Interestingly, 41% of patients experiencing venous thrombosis had recurrent venous thrombosis, and 20% had venous thrombosis while on therapeutic anticoagulation. Although venous thrombosis was not associated with poorer overall survival in this cohort, venous thromboembolism is reported as 1 of the leading causes of disability-adjusted life years lost in hospitalized patients and should be prevented.⁷ This underscores the need for better thrombosis risk stratification among patients with VEXAS syndrome and further studies investigating anticoagulant strategies in terms of dosages and duration, especially as patients with VEXAS syndrome are typically older individuals with cytopenia, therefore presenting a high bleeding risk.

Regarding arterial events, the authors report an 11% cumulative incidence at 5 years from symptom onset. Among the 15 patients with arterial thrombosis, myocardial infarction, stroke, and acute or chronic lower limb ischemia were observed. Those results are complex to interpret given the older population with VEXAS syndrome with frequent cardiovascular risk factors. Almost half of these patients had arterial hypertension or hyperlipidemia, and nearly a quarter had diabetes or were smokers, factors likely contributing to significant atherosclerosis. Further studies are needed to assess whether arterial events are more frequent among patients with VEXAS syndrome than among similar cardiovascular high-risk patients. Still, there are many reasons why this patient population would have an increased risk for arterial event incidence, such as vascular wall inflammation, as seen in giant cell arteritis, accelerated atherosclerosis, as observed with other autoimmune diseases, or secondary to the effect of glucocorticoid exposure or Janus kinase inhibitors.⁸ Additionally, patients with VEXAS syndrome have had a high frequency of typical clonal hematopoiesis mutations, particularly DNMT3A and TET2,⁹ known to be associated with coronary heart disease and accelerated atherosclerosis.¹⁰ Confirming the increased risk of arterial events in VEXAS syndrome and identifying responsible mechanisms are essential for implementing cardiovascular preventive measures and evaluating the benefit-risk balance of immunosuppressive treatments known for adverse cardiovascular effects.
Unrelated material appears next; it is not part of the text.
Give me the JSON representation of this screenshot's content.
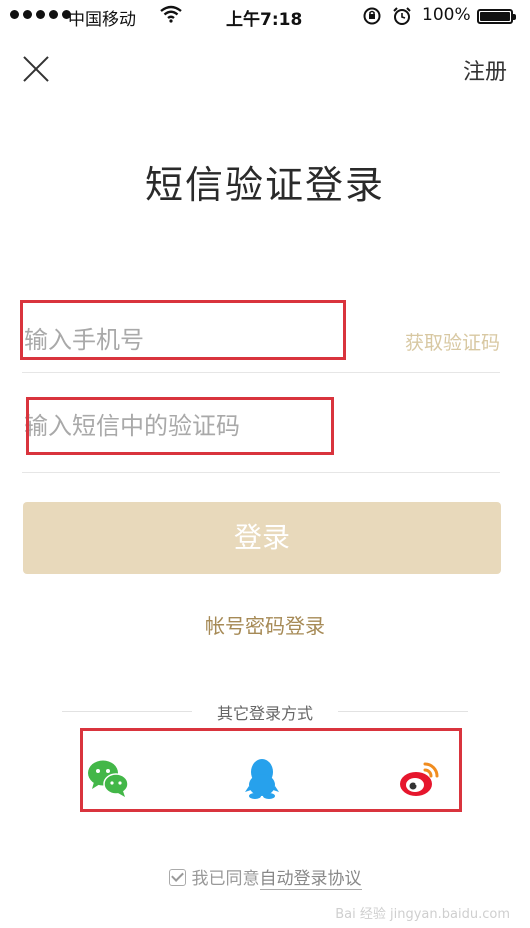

The authors' findings both confirm and expand on the existing literature on thrombosis incidence among patients with VEXAS syndrome, offering fresh insights into the vascular nature of VEXAS syndrome. Further investigations are required to better understand the mechanisms involved in the pathogenesis of venous thrombosis and the anticoagulation strategies to be employed, and to determine whether patients with VEXAS syndrome face an increased arterial risk beyond that attributable to age-adjusted atherosclerosis.

Conflict-of-interest disclosure: The author declares no competing financial interests.